12L’imagination ne saurait dès lors qu’être liée à l’espérance, puisque cette dernière est à la fois une expérience de la béance et un désir de présence, l’épreuve présente d’un avenir heureux possible. C’est une conséquence de sa définition – elle « vise un bien futur et absent45 » – mais rattachable aussi aux pratiques romanesques d’un Urfé maître de la « peinture de l’âme46 ». On la voit à l’œuvre en suivant les aventures ironiques du verbe « figurer » ou du verbe « flatter », souvent dans le voisinage l’un de l’autre pour désigner les fictions d’un Amour bien sophiste, qui aime à se « fabriquer un monde47 » aussi désolateur que compensatoire. Et de fait, si espérance est souvent opposé à effet dans l’Astrée, c’est que la passion a son royaume dans l’abstraction d’une « idée » – « Son bien n’est qu’en Idée, / Et son mal est present » (III, 3, p. 228 ; version de 1619) – qui explique qu’elle se repaisse du virtuel – « j'aurois tousjours esperance qu'il reviendroit » (I, 7, p. 440) – ou exploite la force de remémoration de la parole ramenant au-devant des yeux le passé heureux ou malheureux, les deux pouvant renflammer l’espérance, vrai nœud de temporalité dont Alcidon sera le chantre dans la Troisième partie.

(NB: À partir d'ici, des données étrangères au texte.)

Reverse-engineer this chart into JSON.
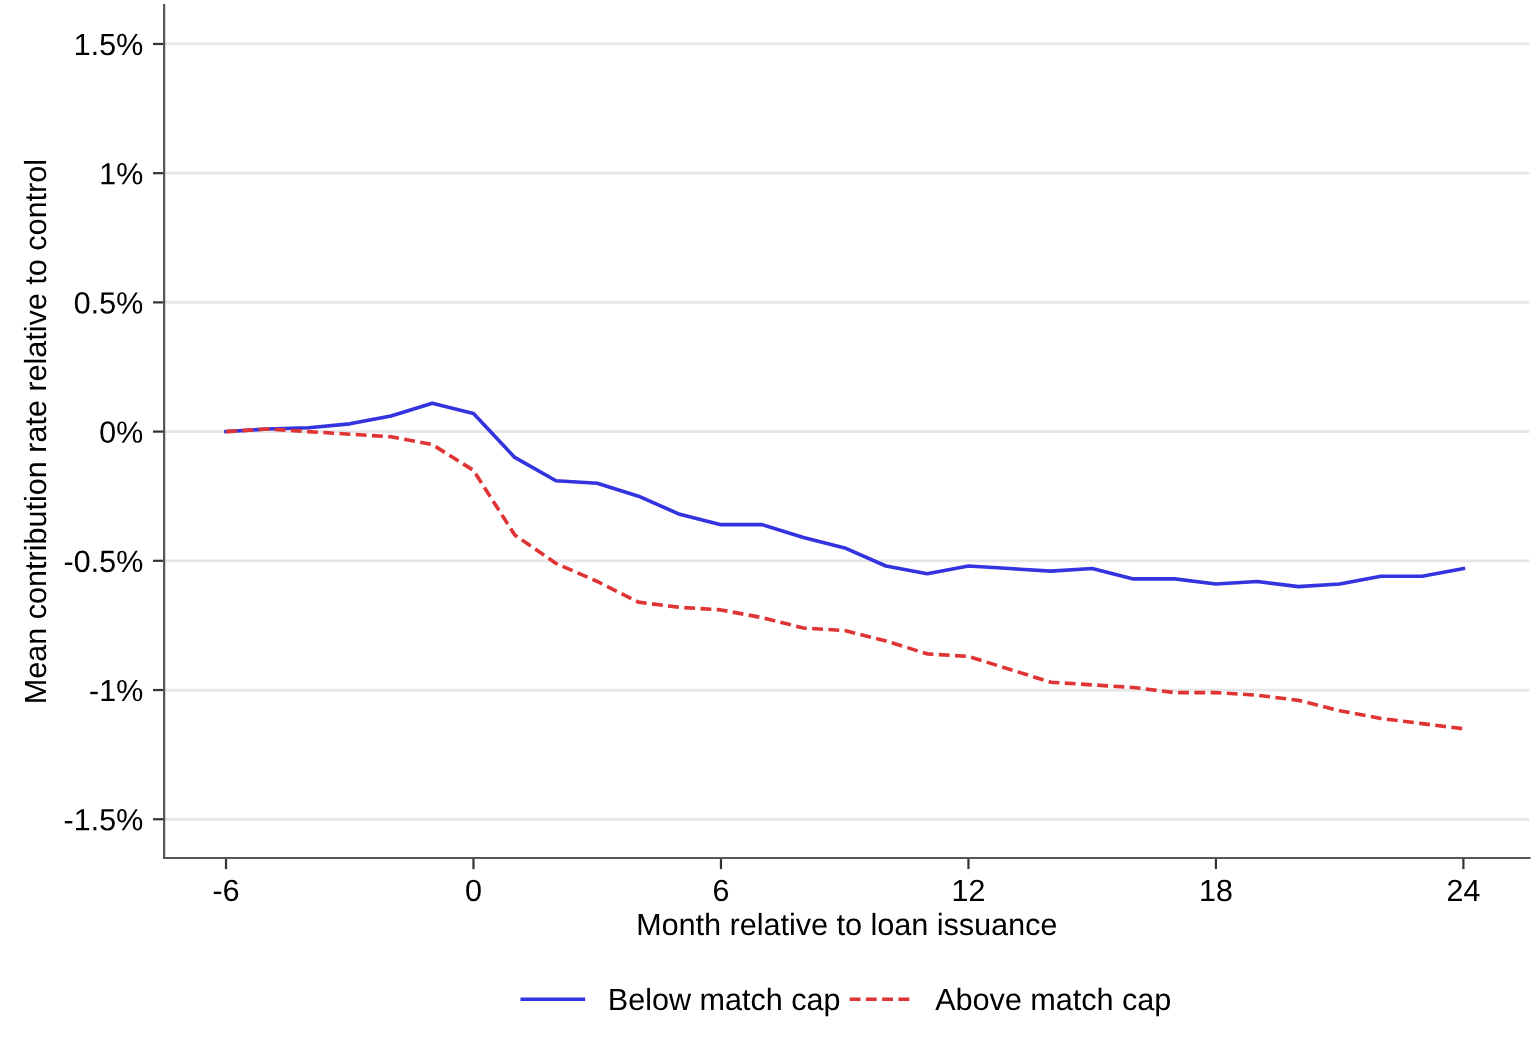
{
  "chart_data": {
    "type": "line",
    "xlabel": "Month relative to loan issuance",
    "ylabel": "Mean contribution rate relative to control",
    "x": [
      -6,
      -5,
      -4,
      -3,
      -2,
      -1,
      0,
      1,
      2,
      3,
      4,
      5,
      6,
      7,
      8,
      9,
      10,
      11,
      12,
      13,
      14,
      15,
      16,
      17,
      18,
      19,
      20,
      21,
      22,
      23,
      24
    ],
    "series": [
      {
        "name": "Below match cap",
        "color": "#3333e0",
        "line_style": "solid",
        "values": [
          0,
          0.01,
          0.015,
          0.03,
          0.06,
          0.11,
          0.07,
          -0.1,
          -0.19,
          -0.2,
          -0.25,
          -0.32,
          -0.36,
          -0.36,
          -0.41,
          -0.45,
          -0.52,
          -0.55,
          -0.52,
          -0.53,
          -0.54,
          -0.53,
          -0.57,
          -0.57,
          -0.59,
          -0.58,
          -0.6,
          -0.59,
          -0.56,
          -0.56,
          -0.53
        ]
      },
      {
        "name": "Above match cap",
        "color": "#e03333",
        "line_style": "dashed",
        "values": [
          0,
          0.01,
          0,
          -0.01,
          -0.02,
          -0.05,
          -0.15,
          -0.4,
          -0.51,
          -0.58,
          -0.66,
          -0.68,
          -0.69,
          -0.72,
          -0.76,
          -0.77,
          -0.81,
          -0.86,
          -0.87,
          -0.92,
          -0.97,
          -0.98,
          -0.99,
          -1.01,
          -1.01,
          -1.02,
          -1.04,
          -1.08,
          -1.11,
          -1.13,
          -1.15
        ]
      }
    ],
    "xlim": [
      -7.5,
      25.6
    ],
    "xticks": [
      -6,
      0,
      6,
      12,
      18,
      24
    ],
    "ylim": [
      -1.65,
      1.65
    ],
    "yticks": [
      {
        "value": -1.5,
        "label": "-1.5%"
      },
      {
        "value": -1,
        "label": "-1%"
      },
      {
        "value": -0.5,
        "label": "-0.5%"
      },
      {
        "value": 0,
        "label": "0%"
      },
      {
        "value": 0.5,
        "label": "0.5%"
      },
      {
        "value": 1,
        "label": "1%"
      },
      {
        "value": 1.5,
        "label": "1.5%"
      }
    ],
    "grid": "y",
    "legend": "bottom",
    "marker": "none"
  }
}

Les « imaginations » (I, 2, p. 157) de Céladon après son premier réveil, qui présentifient, par l’adresse, la délibération entre le désespoir et l’espérance, en portent vraisemblablement la trace, mais Polémas est une autre victime de cette puissance imaginative : « peut estre, comme “l'Amour flatte tousjours ses malades d'esperance”, il ne se soit figuré ce qu'il a desiré, mais la verité est, que je n'ay jamais encores jugé qu'il eust pour moy quelque chose capable de m'en donner, je ne sçay ce qui pourroit advenir, & m'en remets à ce qui en sera, mais pour ce qui est jusques icy, il n'y a aucune apparence » (I, 9, p. 507). Où l’on voit le rapport de l’espérance au passé – elle ne le nie pas mais s’articule à la mémoire qu’elle utilise comme son tremplin – mais aussi l’embarras syntaxique de Galathée, qui est comme l’indice qu’elle n’a peut-être pas tout à fait cessé d’espérer de Polémas. C’est dire, du même coup, combien le degré d’espérance qu’un lecteur connivent veut bien déceler au fond d’une énonciation peut transformer le sens d’un énoncé, et partant sa nature rhétorique : on sait qu’un reproche désespéré, par exemple, cache bien souvent un espoir encore battant, et qu’on peut blâmer l’objet aimé pour mieux le décider à se rapprocher48...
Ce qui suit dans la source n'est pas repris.